Algemene aspecten zoals boomsoort, boomtype, stamdiameter, boomhoogte, kroondiameter en plantjaar geven een beeld van de boom en zijn huidige omvang.

Aspecten die te maken hebben met het functioneren van de boom op zijn huidige standplaats, zijn conditie, beheerbaarheid en toekomstverwachting.

In het algemeen wordt bij bomen met een toekomstverwachting van minder dan 15 jaar handhaving tijdens en na de werkzaamheden als ongewenst beschouwd. Bij een

toekomstverwachting van meer dan 15 jaar is het (zeer) wenselijk de betreffende bomen in de nieuwe inrichting van het gebied een (duurzame) plaats te geven. Ook de beleidsstatus van de boom is hierbij van belang.

De inventarisatie is uitgevoerd volgens de richtlijnen in het Handboek Bomen 2014, een uitgave van het Norminstituut Bomen.

PROGNOSE PROJECTINVLOED

De prognose van de projectinvloed heeft tot doel te bepalen in hoeverre de sloop van het voormalige schoolgebouw en van de 4 panden aan de Kanaalweg een negatief effect kan hebben op het (duurzaam) behoud van de onderzoeksbomen.

Per boom wordt de invloed van het project beoordeeld. Er zijn 4 categorieën: geen invloed, beperkte invloed, aanzienlijke invloed en onhoudbaar. Bij een beperkte of aanzienlijke invloed zullen de uit te voeren werkzaamheden leiden tot boven- en/of ondergrondse knelpunten ten aanzien van de boom.

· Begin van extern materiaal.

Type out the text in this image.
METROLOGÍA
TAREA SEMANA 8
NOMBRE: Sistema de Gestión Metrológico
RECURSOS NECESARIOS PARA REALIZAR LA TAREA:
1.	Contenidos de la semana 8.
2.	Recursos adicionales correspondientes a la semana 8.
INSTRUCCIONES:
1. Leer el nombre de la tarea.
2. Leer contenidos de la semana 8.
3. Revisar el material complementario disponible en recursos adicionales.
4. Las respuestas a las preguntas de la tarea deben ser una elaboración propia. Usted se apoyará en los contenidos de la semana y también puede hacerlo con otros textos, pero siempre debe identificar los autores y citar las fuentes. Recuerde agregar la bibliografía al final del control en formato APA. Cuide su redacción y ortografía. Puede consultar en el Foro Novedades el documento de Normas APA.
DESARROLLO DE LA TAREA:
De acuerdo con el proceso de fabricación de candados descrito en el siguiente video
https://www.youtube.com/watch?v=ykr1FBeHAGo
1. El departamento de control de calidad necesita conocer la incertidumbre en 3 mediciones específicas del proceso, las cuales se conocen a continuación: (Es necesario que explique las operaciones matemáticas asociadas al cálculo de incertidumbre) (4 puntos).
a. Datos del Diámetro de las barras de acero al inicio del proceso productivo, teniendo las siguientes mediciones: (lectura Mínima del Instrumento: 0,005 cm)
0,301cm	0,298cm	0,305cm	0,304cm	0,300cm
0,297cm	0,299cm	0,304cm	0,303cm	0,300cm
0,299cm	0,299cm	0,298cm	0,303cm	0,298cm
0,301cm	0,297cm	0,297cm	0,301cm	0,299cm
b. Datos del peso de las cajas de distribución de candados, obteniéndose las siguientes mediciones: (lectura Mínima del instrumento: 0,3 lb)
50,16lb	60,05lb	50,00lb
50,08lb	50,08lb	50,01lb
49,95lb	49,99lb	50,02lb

De categorie ‘onhoudbaar’ houdt in dat de boom als gevolg van de werkzaamheden niet kan worden gehandhaafd.

(6)

RESULTATEN

INVENTARISATIE BOMENBESTAND

Hieronder worden de resultaten van de inventarisatie besproken.

Per boom zijn de resultaten van de inventarisatie terug te vinden op de overzichtstekening in bijlage A en op het registratieformulier in bijlage B.

CONDITIE

De conditie is bij 2 bomen als voldoende beoordeeld. Bij deze bomen is sprake van een jaarlijks toenemend kroonvolume.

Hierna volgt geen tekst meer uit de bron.